With regard to prophecy the most general information would involve history itself. Major signposts of history would be events, which are the most significant on a worldwide scale. These events would be known and recognizable to the widest audience. Once we have found our bearing with regard to these larger events we will then be able to grasp more specific indicators.

So this is the approach we will take to end times prophecy. We will start with examining the most general information and work our way to the specific. And we will see that God has provided just such a road map in the Bible, recording the backdrop of history and then placing more specific details within that backdrop.

We will start with the Book of Daniel and the Book of Revelation. Here's why.

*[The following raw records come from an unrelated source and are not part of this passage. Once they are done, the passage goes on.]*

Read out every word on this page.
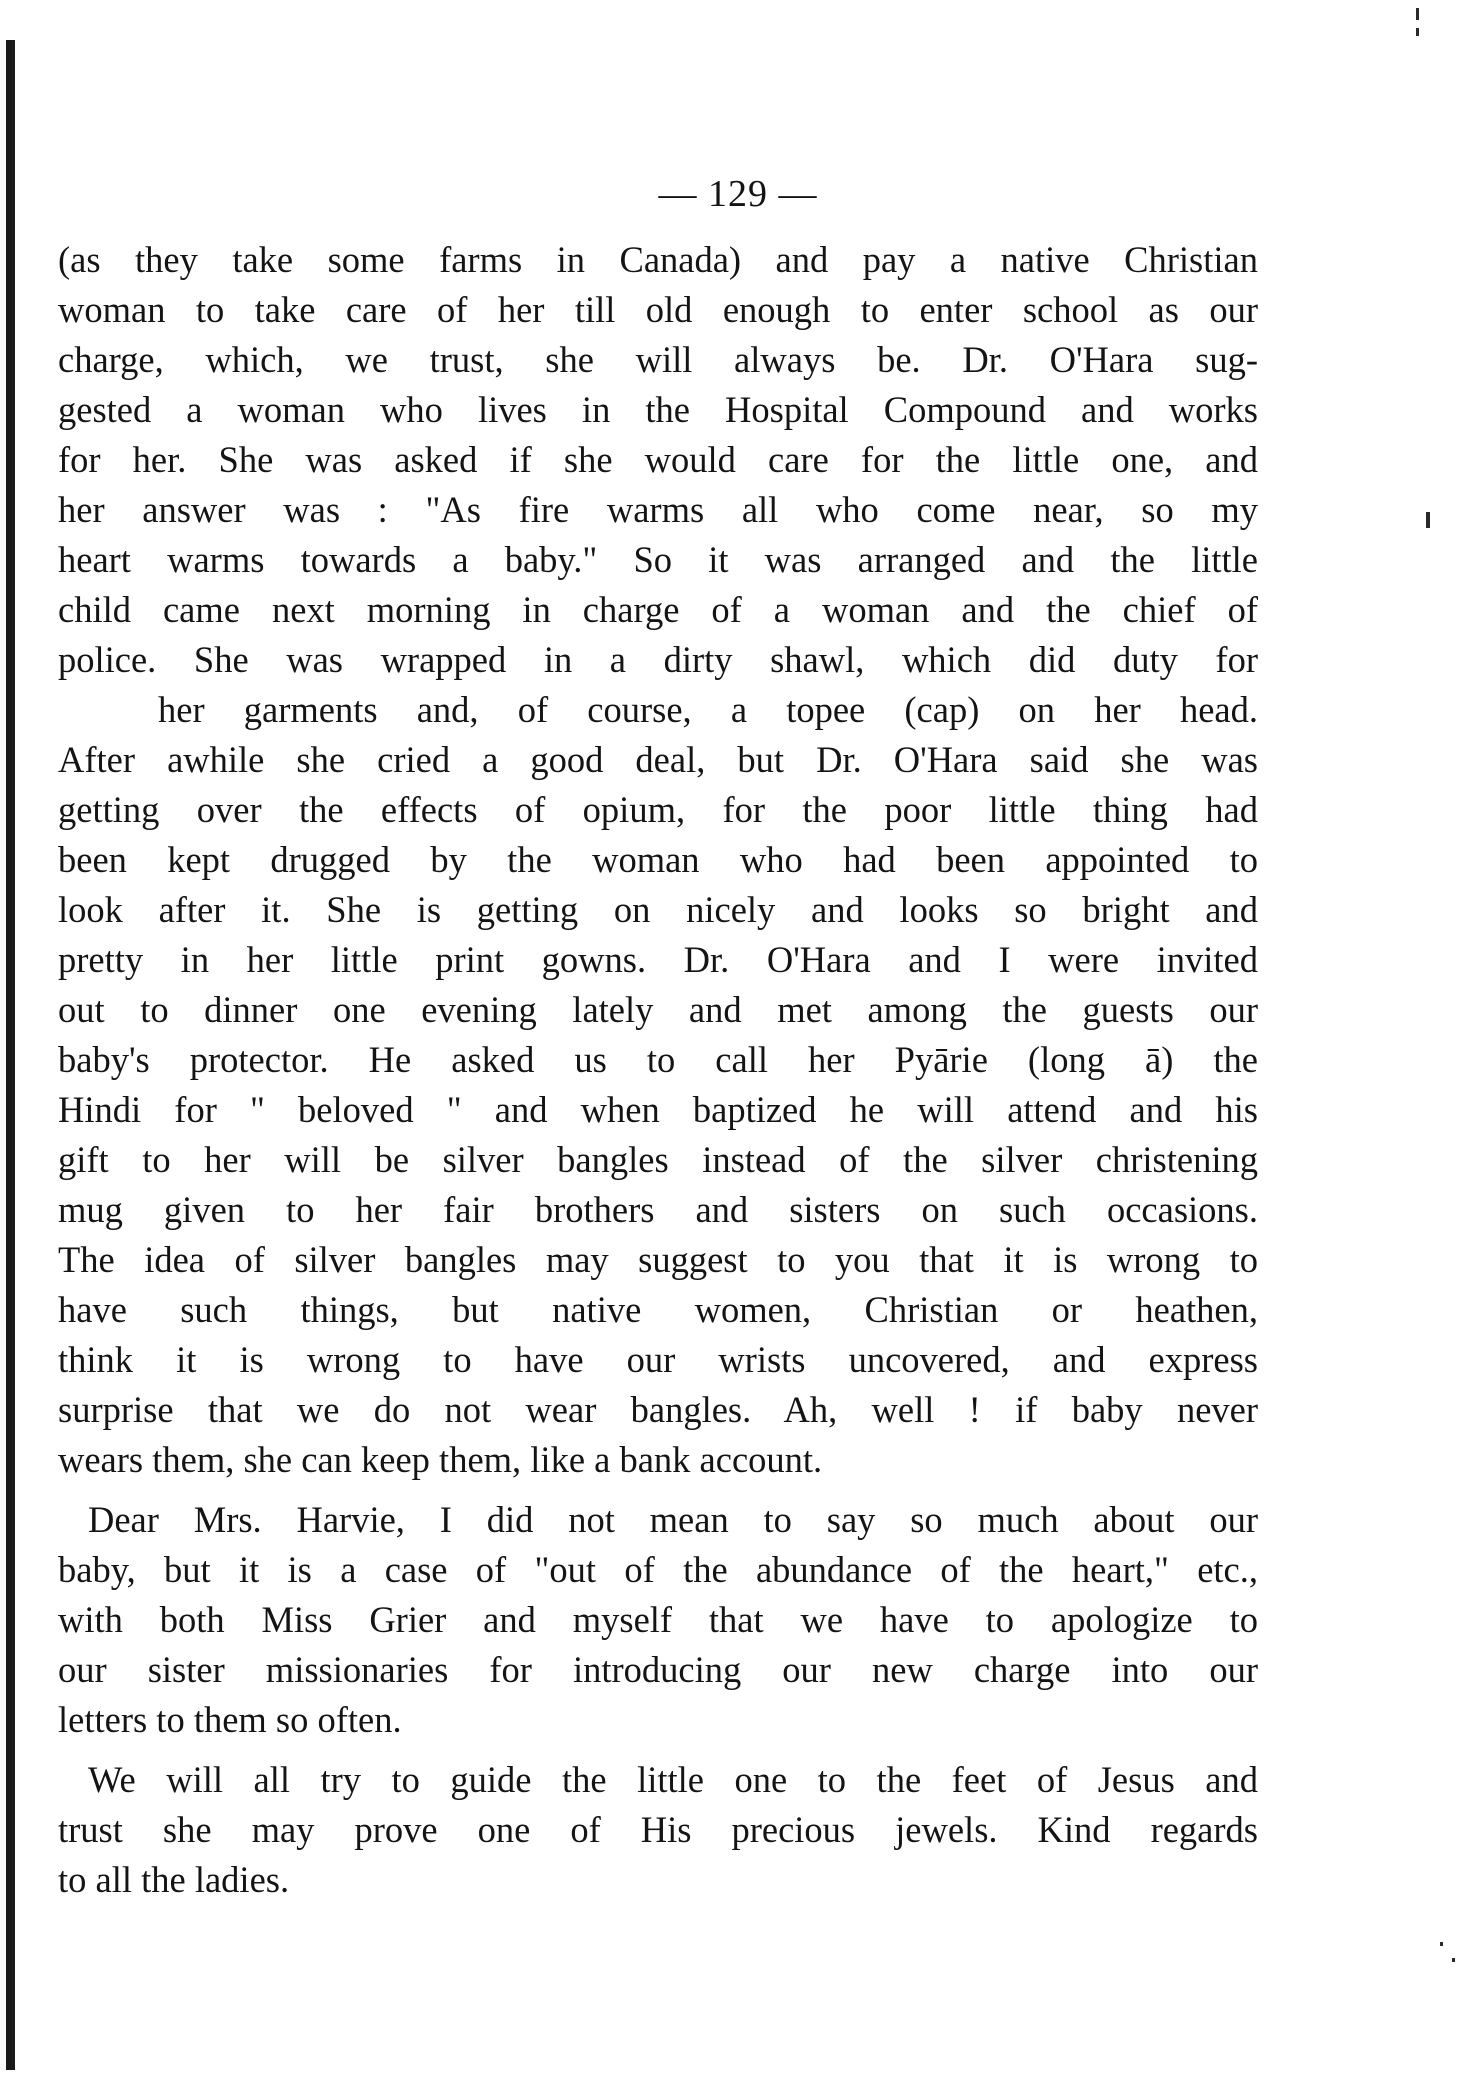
— 129 —
(as they take some farms in Canada) and pay a native Christian
woman to take care of her till old enough to enter school as our
charge, which, we trust, she will always be. Dr. O'Hara sug-
gested a woman who lives in the Hospital Compound and works
for her. She was asked if she would care for the little one, and
her answer was : "As fire warms all who come near, so my
heart warms towards a baby." So it was arranged and the little
child came next morning in charge of a woman and the chief of
police. She was wrapped in a dirty shawl, which did duty for
her garments and, of course, a topee (cap) on her head.
After awhile she cried a good deal, but Dr. O'Hara said she was
getting over the effects of opium, for the poor little thing had
been kept drugged by the woman who had been appointed to
look after it. She is getting on nicely and looks so bright and
pretty in her little print gowns. Dr. O'Hara and I were invited
out to dinner one evening lately and met among the guests our
baby's protector. He asked us to call her Pyārie (long ā) the
Hindi for " beloved " and when baptized he will attend and his
gift to her will be silver bangles instead of the silver christening
mug given to her fair brothers and sisters on such occasions.
The idea of silver bangles may suggest to you that it is wrong to
have such things, but native women, Christian or heathen,
think it is wrong to have our wrists uncovered, and express
surprise that we do not wear bangles. Ah, well ! if baby never
wears them, she can keep them, like a bank account.
Dear Mrs. Harvie, I did not mean to say so much about our
baby, but it is a case of "out of the abundance of the heart," etc.,
with both Miss Grier and myself that we have to apologize to
our sister missionaries for introducing our new charge into our
letters to them so often.
We will all try to guide the little one to the feet of Jesus and
trust she may prove one of His precious jewels. Kind regards
to all the ladies.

Daniel records for us God's revelation of human history through several visions or dreams. Similarly, John's vision, recorded in the Book of Revelation, contains several chapters, which follow the same pattern that God uses in Daniel. We can take a look at these visions from Daniel and John and develop a Biblically consistent system of interpretation for how God reveals human history through visions and symbols. We can then use the picture this study creates in order to understand how the more specific details fit together. What we will see first is that God is recording through both Daniel and John the development of human history that will eventually unfold into the end time figures and events that precede the return of Christ and his millennial kingdom on earth.

If we return again to the illustration of a map, we know that all maps employ symbols to designate certain features of the landscape, etc. Likewise, Bible prophecy uses symbols as well. By looking at history and prophetic precedent found in such Old Testament books as Daniel, we can get a grasp of what common prophetic symbols mean. In this way, we can construct a sort of map legend for Bible prophecy. This map legend will then serve as an interpretive template for helping us to understand prophetic passages regarding events that have not yet occurred (such as found in the book of Revelation.) By looking at this prophetic map legend, we will then know what a symbol stands for every time we see find it in scripture.

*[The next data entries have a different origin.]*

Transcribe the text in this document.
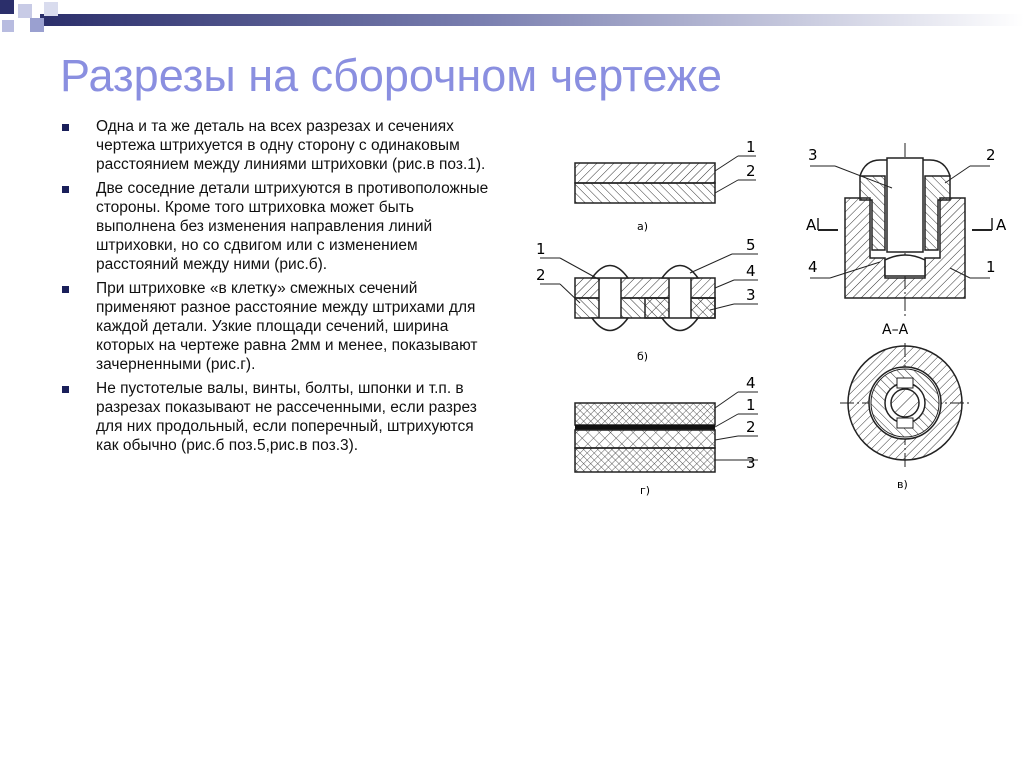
Разрезы на сборочном чертеже
Одна и та же деталь на всех разрезах и сечениях чертежа штрихуется в одну сторону с одинаковым расстоянием между линиями штриховки (рис.в поз.1).
Две соседние детали штрихуются в противоположные стороны. Кроме того штриховка может быть выполнена без изменения направления линий штриховки, но со сдвигом или с изменением расстояний между ними (рис.б).
При штриховке «в клетку» смежных сечений применяют разное расстояние между штрихами для каждой детали. Узкие площади сечений, ширина которых на чертеже равна 2мм и менее, показывают зачерненными (рис.г).
Не пустотелые валы, винты, болты, шпонки и т.п. в разрезах показывают не рассеченными, если разрез для них продольный, если поперечный, штрихуются как обычно (рис.б поз.5,рис.в поз.3).
1
2
а)
1
2
5
4
3
б)
4
1
2
3
г)
А	А
3	2
4	1
А–А
в)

For example, every time we see a black dot on a map, we can look at a map legend and discover that black dots represent cities. Knowing this would prevent us from asking "what does this black dot mean?" every time we see one on the map and from interpreting each black dot differently from one another. Biblical symbols are the same way with regard to prophecy. Every time we see a certain symbol, we should be able to know what that symbol represents based upon a single, uniform pattern or symbol legend.

This will alleviate widespread and unsubstantiated speculation over what symbols stand for in the book of Revelation. Remember that already fulfilled prophecy from Old Testament books such as Daniel is the key to proper interpretation. To interpret symbols properly from this point forward, we must compare those symbols to how they were used in the past prophetic passages and to what they depicted in past history.

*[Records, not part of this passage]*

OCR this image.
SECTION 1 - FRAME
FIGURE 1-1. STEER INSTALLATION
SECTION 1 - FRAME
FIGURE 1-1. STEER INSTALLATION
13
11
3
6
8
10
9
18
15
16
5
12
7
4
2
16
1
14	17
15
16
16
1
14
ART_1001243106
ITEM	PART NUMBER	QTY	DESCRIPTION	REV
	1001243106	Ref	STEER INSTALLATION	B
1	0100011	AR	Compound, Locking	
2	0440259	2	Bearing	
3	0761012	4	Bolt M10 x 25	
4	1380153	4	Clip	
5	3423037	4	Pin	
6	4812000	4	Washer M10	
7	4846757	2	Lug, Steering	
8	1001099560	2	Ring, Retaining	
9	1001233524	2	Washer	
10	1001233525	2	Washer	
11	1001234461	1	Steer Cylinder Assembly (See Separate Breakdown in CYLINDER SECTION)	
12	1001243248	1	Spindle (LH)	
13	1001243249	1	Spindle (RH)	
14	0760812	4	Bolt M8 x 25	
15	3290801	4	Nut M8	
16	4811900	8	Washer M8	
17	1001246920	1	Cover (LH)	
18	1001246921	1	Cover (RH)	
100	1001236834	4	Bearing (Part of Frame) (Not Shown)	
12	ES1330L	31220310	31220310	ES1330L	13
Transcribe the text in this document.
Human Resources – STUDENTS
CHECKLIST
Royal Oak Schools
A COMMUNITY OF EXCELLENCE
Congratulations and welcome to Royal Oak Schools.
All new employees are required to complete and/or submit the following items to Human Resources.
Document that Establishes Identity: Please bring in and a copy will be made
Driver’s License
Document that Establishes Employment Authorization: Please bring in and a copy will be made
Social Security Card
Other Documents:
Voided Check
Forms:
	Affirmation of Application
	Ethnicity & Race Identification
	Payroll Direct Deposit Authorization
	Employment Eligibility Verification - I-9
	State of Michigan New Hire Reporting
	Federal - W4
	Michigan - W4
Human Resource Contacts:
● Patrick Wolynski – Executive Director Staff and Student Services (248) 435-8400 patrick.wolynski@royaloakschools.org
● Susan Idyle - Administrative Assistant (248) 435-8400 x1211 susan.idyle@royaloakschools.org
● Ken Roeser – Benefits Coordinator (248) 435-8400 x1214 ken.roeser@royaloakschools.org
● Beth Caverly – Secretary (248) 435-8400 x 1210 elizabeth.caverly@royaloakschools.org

This prophetic mapping of history has two important purposes. The first is that we might understand how prophetic figures and events will emerge in human history. And the second is that we be able to keep an eye on where we might be in relationship to these figures and events, just as Jesus told us to keep watch.

The first part of our study will focus on the Book of Daniel in order to develop an interpretive precedent (map legend) from his use of symbols, which we will then apply to John's vision as well. What will emerge is a clear and simple depiction of human history, much of which is in the past and is confirmed by history. By understanding Daniel and John's use of symbols and comparing them to recorded history we can construct a reliable interpretive method (map legend), which will provide an accurate understanding of the portions of the history that they describe, which are still yet to occur.